Figures are the typical (median) May return and how often it rose — the last 5 years versus the last 10(the heatmap’s default window). This verdict stays anchored to that 10-year window even if you zoom the chart, so it never disagrees with the badges above.
In plain English
Strip the year back and a single month does the heavy lifting: May, up in 7 of 10 Mays while the other eleven tend to blur together.
The headline flatters a touch — its +24.0% average sits well above the +3.3% a typical year delivers, the work of a few big Mays. That reliability comes with real swings, mind — even May ranges by 70.3% from year to year, so any single year can land far from the average. Crucially, the gain is the stock's own rather than a rising tide's: May has cleared the S&P 500 by +23.3 points above the index. That consistency sets it apart from the field, where the average stock manages May only about 55% of the time.
Only July comes anywhere near it for reliability. On the other side of the ledger, December has been the soft spot — the weakest of 5 months that average a loss (−5.6%), and the edge isn't year-round — the stock has trailed the S&P 500 in December, February, and August. Its roughest month on record was a −33.8% January in 2016 — a reminder of how hard even a seasonal name can fall.

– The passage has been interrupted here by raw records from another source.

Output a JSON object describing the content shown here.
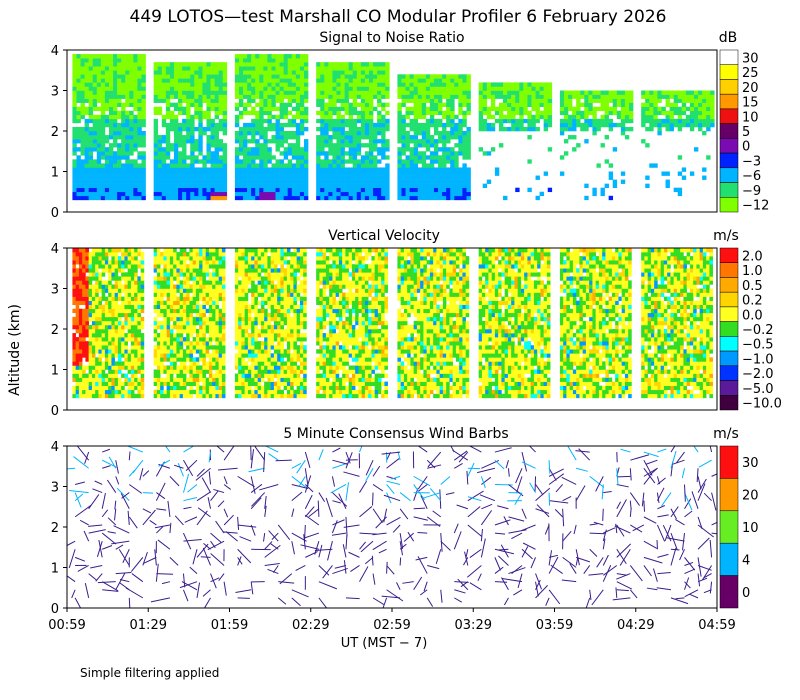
{
  "chart_data": {
    "type": "heatmap",
    "title": "449 LOTOS—test Marshall CO Modular Profiler  6 February 2026",
    "xlabel": "UT  (MST − 7)",
    "ylabel": "Altitude (km)",
    "x_ticks": [
      "00:59",
      "01:29",
      "01:59",
      "02:29",
      "02:59",
      "03:29",
      "03:59",
      "04:29",
      "04:59"
    ],
    "y_ticks": [
      "0",
      "1",
      "2",
      "3",
      "4"
    ],
    "xlim": [
      "00:59",
      "04:59"
    ],
    "ylim": [
      0,
      4
    ],
    "panels": [
      {
        "title": "Signal to Noise Ratio",
        "unit": "dB",
        "colorbar": [
          {
            "label": "30",
            "color": "#ffffff"
          },
          {
            "label": "25",
            "color": "#ffff00"
          },
          {
            "label": "20",
            "color": "#ffd000"
          },
          {
            "label": "15",
            "color": "#ff9900"
          },
          {
            "label": "10",
            "color": "#ee1111"
          },
          {
            "label": "5",
            "color": "#660066"
          },
          {
            "label": "0",
            "color": "#7a0bb0"
          },
          {
            "label": "−3",
            "color": "#0022ff"
          },
          {
            "label": "−6",
            "color": "#00b4ff"
          },
          {
            "label": "−9",
            "color": "#22e070"
          },
          {
            "label": "−12",
            "color": "#80ff00"
          }
        ]
      },
      {
        "title": "Vertical Velocity",
        "unit": "m/s",
        "colorbar": [
          {
            "label": "2.0",
            "color": "#ff1010"
          },
          {
            "label": "1.0",
            "color": "#ff7700"
          },
          {
            "label": "0.5",
            "color": "#ffaa00"
          },
          {
            "label": "0.2",
            "color": "#ffd500"
          },
          {
            "label": "0.0",
            "color": "#ffff20"
          },
          {
            "label": "−0.2",
            "color": "#33dd22"
          },
          {
            "label": "−0.5",
            "color": "#00ffff"
          },
          {
            "label": "−1.0",
            "color": "#0099ff"
          },
          {
            "label": "−2.0",
            "color": "#0033ff"
          },
          {
            "label": "−5.0",
            "color": "#5a1a9a"
          },
          {
            "label": "−10.0",
            "color": "#400040"
          }
        ]
      },
      {
        "title": "5 Minute Consensus Wind Barbs",
        "unit": "m/s",
        "colorbar": [
          {
            "label": "30",
            "color": "#ff1010"
          },
          {
            "label": "20",
            "color": "#ff9900"
          },
          {
            "label": "10",
            "color": "#66ee22"
          },
          {
            "label": "4",
            "color": "#00b4ff"
          },
          {
            "label": "0",
            "color": "#660066"
          }
        ]
      }
    ]
  },
  "footer_note": "Simple filtering applied"
}
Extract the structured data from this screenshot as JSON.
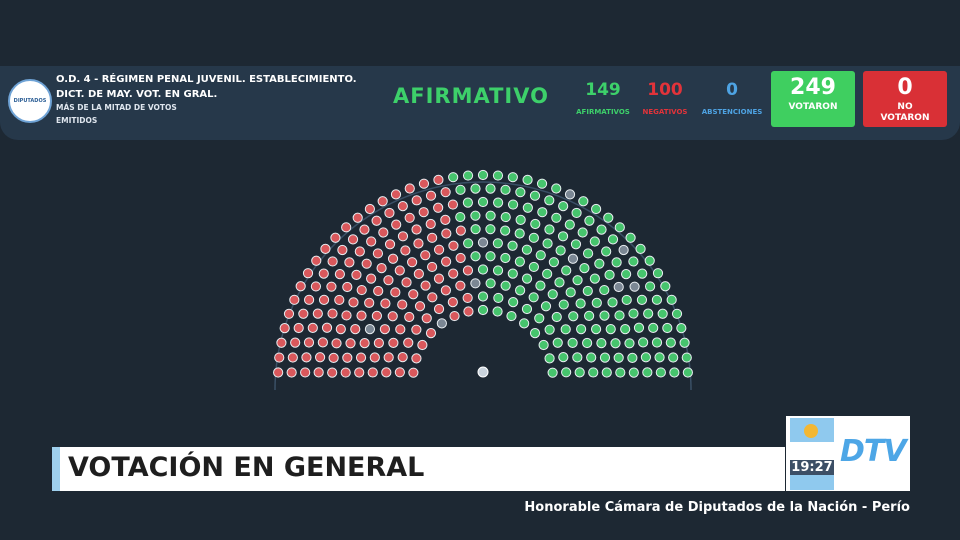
{
  "header": {
    "logo": "DIPUTADOS",
    "title": "O.D. 4 - RÉGIMEN PENAL JUVENIL. ESTABLECIMIENTO. DICT. DE MAY. VOT. EN GRAL.",
    "subtitle": "MÁS DE LA MITAD DE VOTOS EMITIDOS",
    "result": "AFIRMATIVO",
    "tallies": [
      {
        "value": "149",
        "label": "AFIRMATIVOS"
      },
      {
        "value": "100",
        "label": "NEGATIVOS"
      },
      {
        "value": "0",
        "label": "ABSTENCIONES"
      }
    ],
    "voted": {
      "value": "249",
      "label": "VOTARON"
    },
    "not_voted": {
      "value": "0",
      "label": "NO VOTARON"
    }
  },
  "lower_third": {
    "title": "VOTACIÓN EN GENERAL",
    "time": "19:27",
    "channel": "DTV",
    "ticker": "Honorable Cámara de Diputados de la Nación - Perío"
  }
}
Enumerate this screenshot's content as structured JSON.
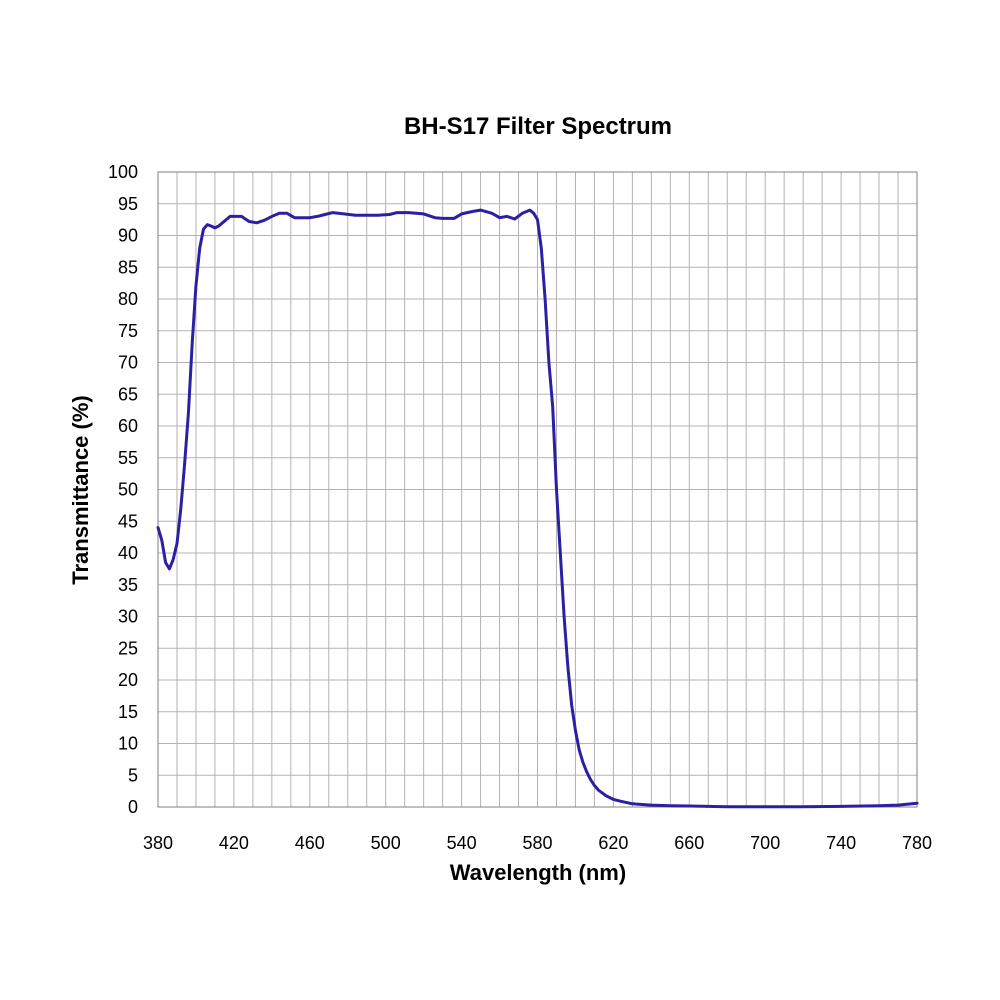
{
  "chart_data": {
    "type": "line",
    "title": "BH-S17 Filter  Spectrum",
    "xlabel": "Wavelength (nm)",
    "ylabel": "Transmittance (%)",
    "xlim": [
      380,
      780
    ],
    "ylim": [
      0,
      100
    ],
    "x_ticks": [
      "380",
      "420",
      "460",
      "500",
      "540",
      "580",
      "620",
      "660",
      "700",
      "740",
      "780"
    ],
    "y_ticks": [
      "0",
      "5",
      "10",
      "15",
      "20",
      "25",
      "30",
      "35",
      "40",
      "45",
      "50",
      "55",
      "60",
      "65",
      "70",
      "75",
      "80",
      "85",
      "90",
      "95",
      "100"
    ],
    "grid": true,
    "legend": "none",
    "colors": {
      "line": "#2b1fa3",
      "grid": "#b3b3b3",
      "frame": "#808080"
    },
    "series": [
      {
        "x": [
          380,
          382,
          384,
          386,
          388,
          390,
          392,
          394,
          396,
          398,
          400,
          402,
          404,
          406,
          408,
          410,
          412,
          414,
          418,
          420,
          424,
          428,
          432,
          436,
          440,
          444,
          448,
          452,
          456,
          460,
          464,
          468,
          472,
          478,
          484,
          490,
          496,
          502,
          506,
          512,
          520,
          526,
          530,
          536,
          540,
          546,
          550,
          556,
          560,
          564,
          568,
          572,
          576,
          578,
          580,
          582,
          584,
          586,
          588,
          590,
          592,
          594,
          596,
          598,
          600,
          602,
          604,
          606,
          608,
          610,
          612,
          616,
          620,
          624,
          630,
          640,
          650,
          660,
          670,
          680,
          700,
          720,
          740,
          760,
          770,
          780
        ],
        "y": [
          44,
          42,
          38.5,
          37.5,
          39,
          41.5,
          47,
          54,
          62,
          73,
          82,
          88,
          91,
          91.7,
          91.5,
          91.2,
          91.5,
          92,
          93,
          93,
          93,
          92.2,
          92,
          92.4,
          93,
          93.5,
          93.5,
          92.8,
          92.8,
          92.8,
          93,
          93.3,
          93.6,
          93.4,
          93.2,
          93.2,
          93.2,
          93.3,
          93.6,
          93.6,
          93.4,
          92.8,
          92.7,
          92.7,
          93.4,
          93.8,
          94,
          93.5,
          92.8,
          93,
          92.6,
          93.5,
          94,
          93.5,
          92.5,
          88,
          80,
          70,
          63,
          50,
          40,
          30,
          22,
          16,
          12,
          9,
          7,
          5.5,
          4.3,
          3.4,
          2.7,
          1.8,
          1.2,
          0.9,
          0.5,
          0.3,
          0.2,
          0.15,
          0.1,
          0.05,
          0.05,
          0.05,
          0.1,
          0.2,
          0.3,
          0.6
        ]
      }
    ]
  }
}
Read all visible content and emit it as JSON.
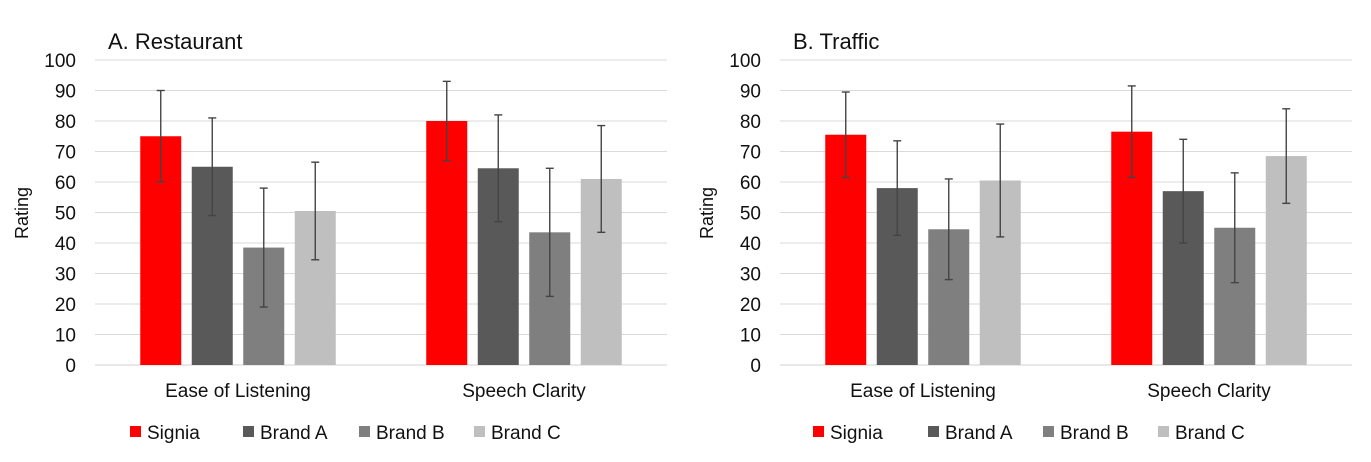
{
  "chart_data": [
    {
      "type": "bar",
      "title": "A. Restaurant",
      "ylabel": "Rating",
      "xlabel": "",
      "ylim": [
        0,
        100
      ],
      "yticks": [
        0,
        10,
        20,
        30,
        40,
        50,
        60,
        70,
        80,
        90,
        100
      ],
      "grid": true,
      "legend": "bottom",
      "categories": [
        "Ease of Listening",
        "Speech Clarity"
      ],
      "series": [
        {
          "name": "Signia",
          "color": "#ff0000",
          "values": [
            75,
            80
          ],
          "error": [
            15,
            13
          ]
        },
        {
          "name": "Brand A",
          "color": "#595959",
          "values": [
            65,
            64.5
          ],
          "error": [
            16,
            17.5
          ]
        },
        {
          "name": "Brand B",
          "color": "#7f7f7f",
          "values": [
            38.5,
            43.5
          ],
          "error": [
            19.5,
            21
          ]
        },
        {
          "name": "Brand C",
          "color": "#bfbfbf",
          "values": [
            50.5,
            61
          ],
          "error": [
            16,
            17.5
          ]
        }
      ]
    },
    {
      "type": "bar",
      "title": "B. Traffic",
      "ylabel": "Rating",
      "xlabel": "",
      "ylim": [
        0,
        100
      ],
      "yticks": [
        0,
        10,
        20,
        30,
        40,
        50,
        60,
        70,
        80,
        90,
        100
      ],
      "grid": true,
      "legend": "bottom",
      "categories": [
        "Ease of Listening",
        "Speech Clarity"
      ],
      "series": [
        {
          "name": "Signia",
          "color": "#ff0000",
          "values": [
            75.5,
            76.5
          ],
          "error": [
            14,
            15
          ]
        },
        {
          "name": "Brand A",
          "color": "#595959",
          "values": [
            58,
            57
          ],
          "error": [
            15.5,
            17
          ]
        },
        {
          "name": "Brand B",
          "color": "#7f7f7f",
          "values": [
            44.5,
            45
          ],
          "error": [
            16.5,
            18
          ]
        },
        {
          "name": "Brand C",
          "color": "#bfbfbf",
          "values": [
            60.5,
            68.5
          ],
          "error": [
            18.5,
            15.5
          ]
        }
      ]
    }
  ]
}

May has now closed higher 6 years running. If anything it has sharpened recently — the last five Mays run ahead of the earlier years.
The takeaway is less about when to buy than what to expect: May aside, the stock's months offer little reliable tilt. With returns that swing hard year to year, the signal is best held loosely.
Short answers on the stock's best month (May), its worst (December), and whether it really trades seasonally.
Yes, to a pronounced degree. Since 2016 its best month (May, +24.0%) has run well ahead of its worst (December, −5.6%) — the heatmap above shows how steady that gap has been year to year.
May has been the strongest, averaging +24.0% and closing higher in 7 of 10 years since 2016.
It's the weakest, averaging −5.6% — historically a soft spot, though it still varies from year to year.
Explore
These names have the strongest July track records on record — a starting point for comparison.